Inner product of vectors

Question

While reading Shankar Ramamurti's book on Principles of Quantum Mechanics, p. 10, I came across the following lines under the concept of inner product of two vectors (in terms of orthonormal basis):

$$\langle V|W \rangle= \sum_{i} {v_i}^{*} w_i \tag{1.2.5}$$ [...] You can now appreciate the first axiom; but for the complex conjugation of the components of the first vector, $\langle V|V \rangle$ would not even be real, not to mention positive.

The first axiom under discussion is the skew-symmetry of vectors: $\langle V|W \rangle={\langle W|V \rangle}^{*}$. The trouble I am facing is understanding the phrase "$\langle V|V \rangle$ would not even be real"

The phrase tells me that the inner product $\langle V|V \rangle$ is not real. The axiom—positive semidefiniteness—tells me otherwise.

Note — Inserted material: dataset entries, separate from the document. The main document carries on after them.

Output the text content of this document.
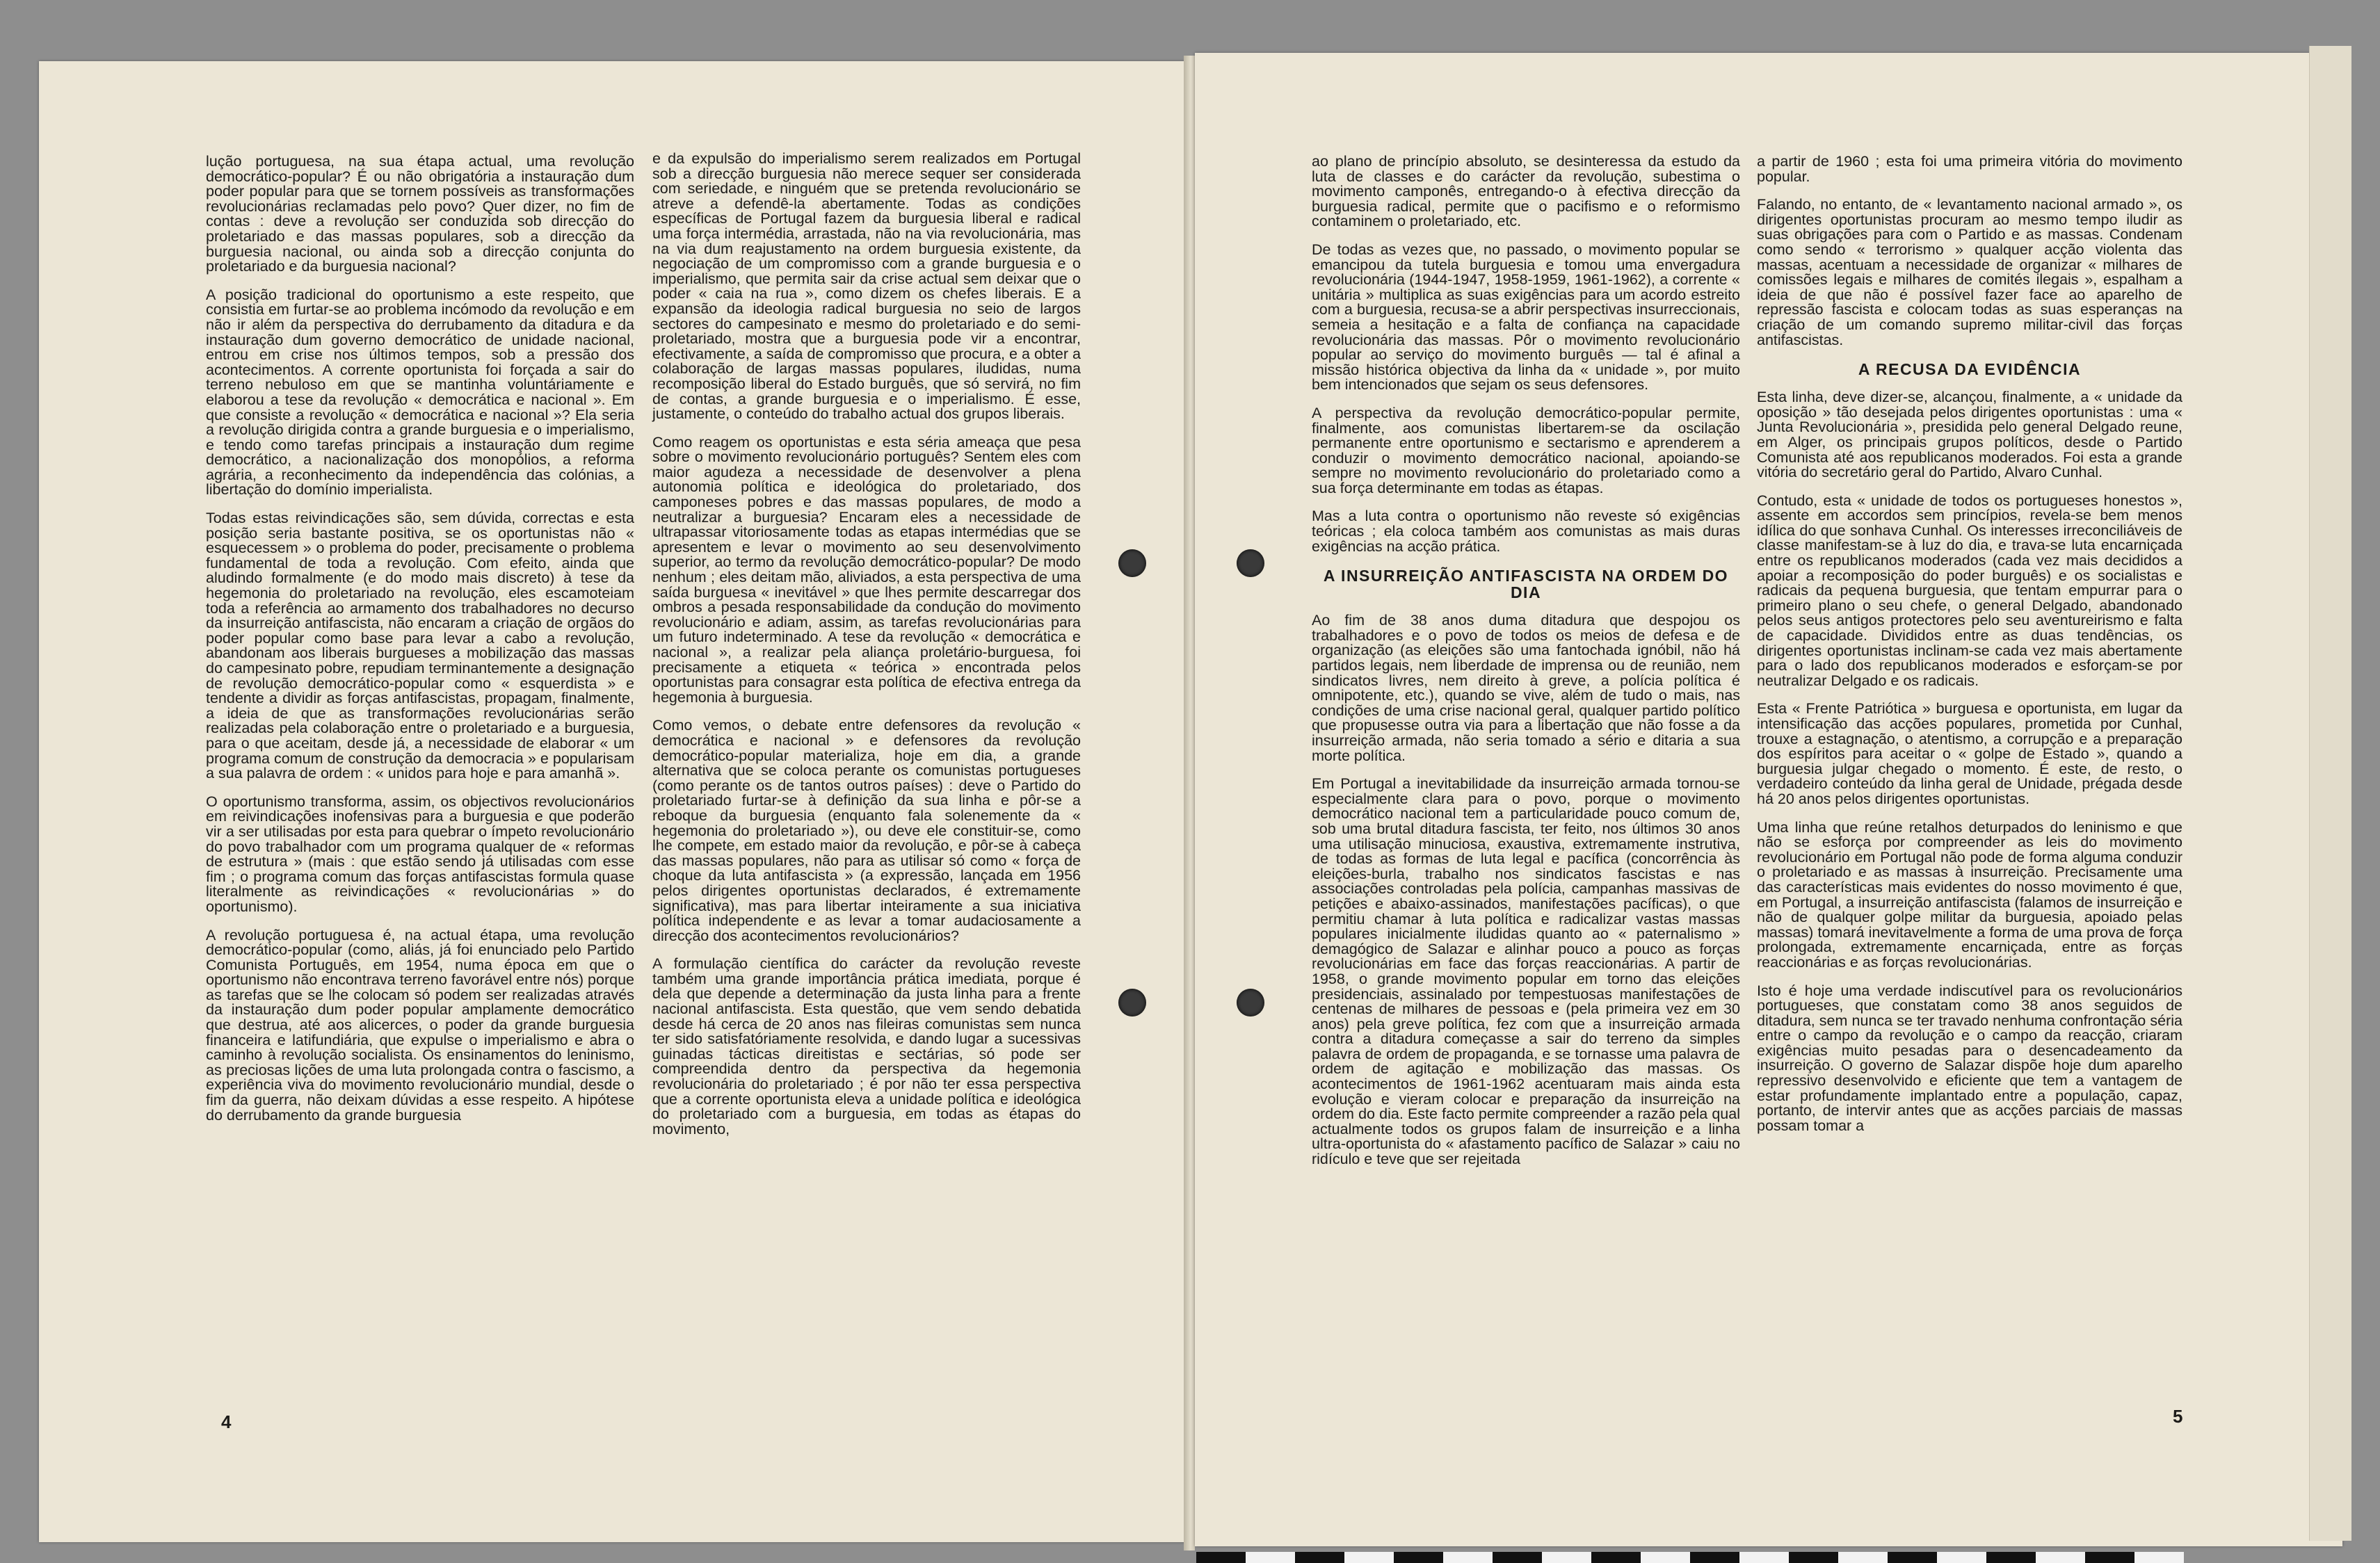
lução portuguesa, na sua étapa actual, uma revolução democrático-popular? É ou não obrigatória a instauração dum poder popular para que se tornem possíveis as transformações revolucionárias reclamadas pelo povo? Quer dizer, no fim de contas : deve a revolução ser conduzida sob direcção do proletariado e das massas populares, sob a direcção da burguesia nacional, ou ainda sob a direcção conjunta do proletariado e da burguesia nacional?

A posição tradicional do oportunismo a este respeito, que consistia em furtar-se ao problema incómodo da revolução e em não ir além da perspectiva do derrubamento da ditadura e da instauração dum governo democrático de unidade nacional, entrou em crise nos últimos tempos, sob a pressão dos acontecimentos. A corrente oportunista foi forçada a sair do terreno nebuloso em que se mantinha voluntáriamente e elaborou a tese da revolução « democrática e nacional ». Em que consiste a revolução « democrática e nacional »? Ela seria a revolução dirigida contra a grande burguesia e o imperialismo, e tendo como tarefas principais a instauração dum regime democrático, a nacionalização dos monopólios, a reforma agrária, a reconhecimento da independência das colónias, a libertação do domínio imperialista.

Todas estas reivindicações são, sem dúvida, correctas e esta posição seria bastante positiva, se os oportunistas não « esquecessem » o problema do poder, precisamente o problema fundamental de toda a revolução. Com efeito, ainda que aludindo formalmente (e do modo mais discreto) à tese da hegemonia do proletariado na revolução, eles escamoteiam toda a referência ao armamento dos trabalhadores no decurso da insurreição antifascista, não encaram a criação de orgãos do poder popular como base para levar a cabo a revolução, abandonam aos liberais burgueses a mobilização das massas do campesinato pobre, repudiam terminantemente a designação de revolução democrático-popular como « esquerdista » e tendente a dividir as forças antifascistas, propagam, finalmente, a ideia de que as transformações revolucionárias serão realizadas pela colaboração entre o proletariado e a burguesia, para o que aceitam, desde já, a necessidade de elaborar « um programa comum de construção da democracia » e popularisam a sua palavra de ordem : « unidos para hoje e para amanhã ».

O oportunismo transforma, assim, os objectivos revolucionários em reivindicações inofensivas para a burguesia e que poderão vir a ser utilisadas por esta para quebrar o ímpeto revolucionário do povo trabalhador com um programa qualquer de « reformas de estrutura » (mais : que estão sendo já utilisadas com esse fim ; o programa comum das forças antifascistas formula quase literalmente as reivindicações « revolucionárias » do oportunismo).

A revolução portuguesa é, na actual étapa, uma revolução democrático-popular (como, aliás, já foi enunciado pelo Partido Comunista Português, em 1954, numa época em que o oportunismo não encontrava terreno favorável entre nós) porque as tarefas que se lhe colocam só podem ser realizadas através da instauração dum poder popular amplamente democrático que destrua, até aos alicerces, o poder da grande burguesia financeira e latifundiária, que expulse o imperialismo e abra o caminho à revolução socialista. Os ensinamentos do leninismo, as preciosas lições de uma luta prolongada contra o fascismo, a experiência viva do movimento revolucionário mundial, desde o fim da guerra, não deixam dúvidas a esse respeito. A hipótese do derrubamento da grande burguesia

e da expulsão do imperialismo serem realizados em Portugal sob a direcção burguesia não merece sequer ser considerada com seriedade, e ninguém que se pretenda revolucionário se atreve a defendê-la abertamente. Todas as condições específicas de Portugal fazem da burguesia liberal e radical uma força intermédia, arrastada, não na via revolucionária, mas na via dum reajustamento na ordem burguesia existente, da negociação de um compromisso com a grande burguesia e o imperialismo, que permita sair da crise actual sem deixar que o poder « caia na rua », como dizem os chefes liberais. E a expansão da ideologia radical burguesia no seio de largos sectores do campesinato e mesmo do proletariado e do semi-proletariado, mostra que a burguesia pode vir a encontrar, efectivamente, a saída de compromisso que procura, e a obter a colaboração de largas massas populares, iludidas, numa recomposição liberal do Estado burguês, que só servirá, no fim de contas, a grande burguesia e o imperialismo. É esse, justamente, o conteúdo do trabalho actual dos grupos liberais.

Como reagem os oportunistas e esta séria ameaça que pesa sobre o movimento revolucionário português? Sentem eles com maior agudeza a necessidade de desenvolver a plena autonomia política e ideológica do proletariado, dos camponeses pobres e das massas populares, de modo a neutralizar a burguesia? Encaram eles a necessidade de ultrapassar vitoriosamente todas as etapas intermédias que se apresentem e levar o movimento ao seu desenvolvimento superior, ao termo da revolução democrático-popular? De modo nenhum ; eles deitam mão, aliviados, a esta perspectiva de uma saída burguesa « inevitável » que lhes permite descarregar dos ombros a pesada responsabilidade da condução do movimento revolucionário e adiam, assim, as tarefas revolucionárias para um futuro indeterminado. A tese da revolução « democrática e nacional », a realizar pela aliança proletário-burguesa, foi precisamente a etiqueta « teórica » encontrada pelos oportunistas para consagrar esta política de efectiva entrega da hegemonia à burguesia.

Como vemos, o debate entre defensores da revolução « democrática e nacional » e defensores da revolução democrático-popular materializa, hoje em dia, a grande alternativa que se coloca perante os comunistas portugueses (como perante os de tantos outros países) : deve o Partido do proletariado furtar-se à definição da sua linha e pôr-se a reboque da burguesia (enquanto fala solenemente da « hegemonia do proletariado »), ou deve ele constituir-se, como lhe compete, em estado maior da revolução, e pôr-se à cabeça das massas populares, não para as utilisar só como « força de choque da luta antifascista » (a expressão, lançada em 1956 pelos dirigentes oportunistas declarados, é extremamente significativa), mas para libertar inteiramente a sua iniciativa política independente e as levar a tomar audaciosamente a direcção dos acontecimentos revolucionários?

A formulação científica do carácter da revolução reveste também uma grande importância prática imediata, porque é dela que depende a determinação da justa linha para a frente nacional antifascista. Esta questão, que vem sendo debatida desde há cerca de 20 anos nas fileiras comunistas sem nunca ter sido satisfatóriamente resolvida, e dando lugar a sucessivas guinadas tácticas direitistas e sectárias, só pode ser compreendida dentro da perspectiva da hegemonia revolucionária do proletariado ; é por não ter essa perspectiva que a corrente oportunista eleva a unidade política e ideológica do proletariado com a burguesia, em todas as étapas do movimento,

4

ao plano de princípio absoluto, se desinteressa da estudo da luta de classes e do carácter da revolução, subestima o movimento camponês, entregando-o à efectiva direcção da burguesia radical, permite que o pacifismo e o reformismo contaminem o proletariado, etc.

De todas as vezes que, no passado, o movimento popular se emancipou da tutela burguesia e tomou uma envergadura revolucionária (1944-1947, 1958-1959, 1961-1962), a corrente « unitária » multiplica as suas exigências para um acordo estreito com a burguesia, recusa-se a abrir perspectivas insurreccionais, semeia a hesitação e a falta de confiança na capacidade revolucionária das massas. Pôr o movimento revolucionário popular ao serviço do movimento burguês — tal é afinal a missão histórica objectiva da linha da « unidade », por muito bem intencionados que sejam os seus defensores.

A perspectiva da revolução democrático-popular permite, finalmente, aos comunistas libertarem-se da oscilação permanente entre oportunismo e sectarismo e aprenderem a conduzir o movimento democrático nacional, apoiando-se sempre no movimento revolucionário do proletariado como a sua força determinante em todas as étapas.

Mas a luta contra o oportunismo não reveste só exigências teóricas ; ela coloca também aos comunistas as mais duras exigências na acção prática.

A INSURREIÇÃO ANTIFASCISTA NA ORDEM DO DIA

Ao fim de 38 anos duma ditadura que despojou os trabalhadores e o povo de todos os meios de defesa e de organização (as eleições são uma fantochada ignóbil, não há partidos legais, nem liberdade de imprensa ou de reunião, nem sindicatos livres, nem direito à greve, a polícia política é omnipotente, etc.), quando se vive, além de tudo o mais, nas condições de uma crise nacional geral, qualquer partido político que propusesse outra via para a libertação que não fosse a da insurreição armada, não seria tomado a sério e ditaria a sua morte política.

Em Portugal a inevitabilidade da insurreição armada tornou-se especialmente clara para o povo, porque o movimento democrático nacional tem a particularidade pouco comum de, sob uma brutal ditadura fascista, ter feito, nos últimos 30 anos uma utilisação minuciosa, exaustiva, extremamente instrutiva, de todas as formas de luta legal e pacífica (concorrência às eleições-burla, trabalho nos sindicatos fascistas e nas associações controladas pela polícia, campanhas massivas de petições e abaixo-assinados, manifestações pacíficas), o que permitiu chamar à luta política e radicalizar vastas massas populares inicialmente iludidas quanto ao « paternalismo » demagógico de Salazar e alinhar pouco a pouco as forças revolucionárias em face das forças reaccionárias. A partir de 1958, o grande movimento popular em torno das eleições presidenciais, assinalado por tempestuosas manifestações de centenas de milhares de pessoas e (pela primeira vez em 30 anos) pela greve política, fez com que a insurreição armada contra a ditadura começasse a sair do terreno da simples palavra de ordem de propaganda, e se tornasse uma palavra de ordem de agitação e mobilização das massas. Os acontecimentos de 1961-1962 acentuaram mais ainda esta evolução e vieram colocar e preparação da insurreição na ordem do dia. Este facto permite compreender a razão pela qual actualmente todos os grupos falam de insurreição e a linha ultra-oportunista do « afastamento pacífico de Salazar » caiu no ridículo e teve que ser rejeitada

a partir de 1960 ; esta foi uma primeira vitória do movimento popular.

Falando, no entanto, de « levantamento nacional armado », os dirigentes oportunistas procuram ao mesmo tempo iludir as suas obrigações para com o Partido e as massas. Condenam como sendo « terrorismo » qualquer acção violenta das massas, acentuam a necessidade de organizar « milhares de comissões legais e milhares de comités ilegais », espalham a ideia de que não é possível fazer face ao aparelho de repressão fascista e colocam todas as suas esperanças na criação de um comando supremo militar-civil das forças antifascistas.

A RECUSA DA EVIDÊNCIA

Esta linha, deve dizer-se, alcançou, finalmente, a « unidade da oposição » tão desejada pelos dirigentes oportunistas : uma « Junta Revolucionária », presidida pelo general Delgado reune, em Alger, os principais grupos políticos, desde o Partido Comunista até aos republicanos moderados. Foi esta a grande vitória do secretário geral do Partido, Alvaro Cunhal.

Contudo, esta « unidade de todos os portugueses honestos », assente em accordos sem princípios, revela-se bem menos idílica do que sonhava Cunhal. Os interesses irreconciliáveis de classe manifestam-se à luz do dia, e trava-se luta encarniçada entre os republicanos moderados (cada vez mais decididos a apoiar a recomposição do poder burguês) e os socialistas e radicais da pequena burguesia, que tentam empurrar para o primeiro plano o seu chefe, o general Delgado, abandonado pelos seus antigos protectores pelo seu aventureirismo e falta de capacidade. Divididos entre as duas tendências, os dirigentes oportunistas inclinam-se cada vez mais abertamente para o lado dos republicanos moderados e esforçam-se por neutralizar Delgado e os radicais.

Esta « Frente Patriótica » burguesa e oportunista, em lugar da intensificação das acções populares, prometida por Cunhal, trouxe a estagnação, o atentismo, a corrupção e a preparação dos espíritos para aceitar o « golpe de Estado », quando a burguesia julgar chegado o momento. É este, de resto, o verdadeiro conteúdo da linha geral de Unidade, prégada desde há 20 anos pelos dirigentes oportunistas.

Uma linha que reúne retalhos deturpados do leninismo e que não se esforça por compreender as leis do movimento revolucionário em Portugal não pode de forma alguma conduzir o proletariado e as massas à insurreição. Precisamente uma das características mais evidentes do nosso movimento é que, em Portugal, a insurreição antifascista (falamos de insurreição e não de qualquer golpe militar da burguesia, apoiado pelas massas) tomará inevitavelmente a forma de uma prova de força prolongada, extremamente encarniçada, entre as forças reaccionárias e as forças revolucionárias.

Isto é hoje uma verdade indiscutível para os revolucionários portugueses, que constatam como 38 anos seguidos de ditadura, sem nunca se ter travado nenhuma confrontação séria entre o campo da revolução e o campo da reacção, criaram exigências muito pesadas para o desencadeamento da insurreição. O governo de Salazar dispõe hoje dum aparelho repressivo desenvolvido e eficiente que tem a vantagem de estar profundamente implantado entre a população, capaz, portanto, de intervir antes que as acções parciais de massas possam tomar a

5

Am I misinterpreting the language here or is my understanding of the axiom askew?

Answer 1

You missed part, it says,

but for the complex conjugation of the components of the first vector, ⟨V|V⟩ would not even be real, not to mention positive. [emphasis added].

Because the first term is conjugated ($v_i^\star$), we know that each term $v_i^\star v_i$ is real and nonnegative so the sum $\left<V|V\right>$ will also real and positive (assuming V is not the zero vector).

The phrase tells me that the inner product above is not real.

In general, if there's no other restriction on two vectors V and W which have complex elements, then you are correct, it's possible their inner product is not real.

Edit: you edited your question to say,

The phrase tells me that the inner product ⟨V|V⟩ is not real.

No, it says if you didn't take the conjugate of the first term in each product, it might not be real.

Since we do conjugate the first term, the inner product of a complex-valued vector with itself will be real.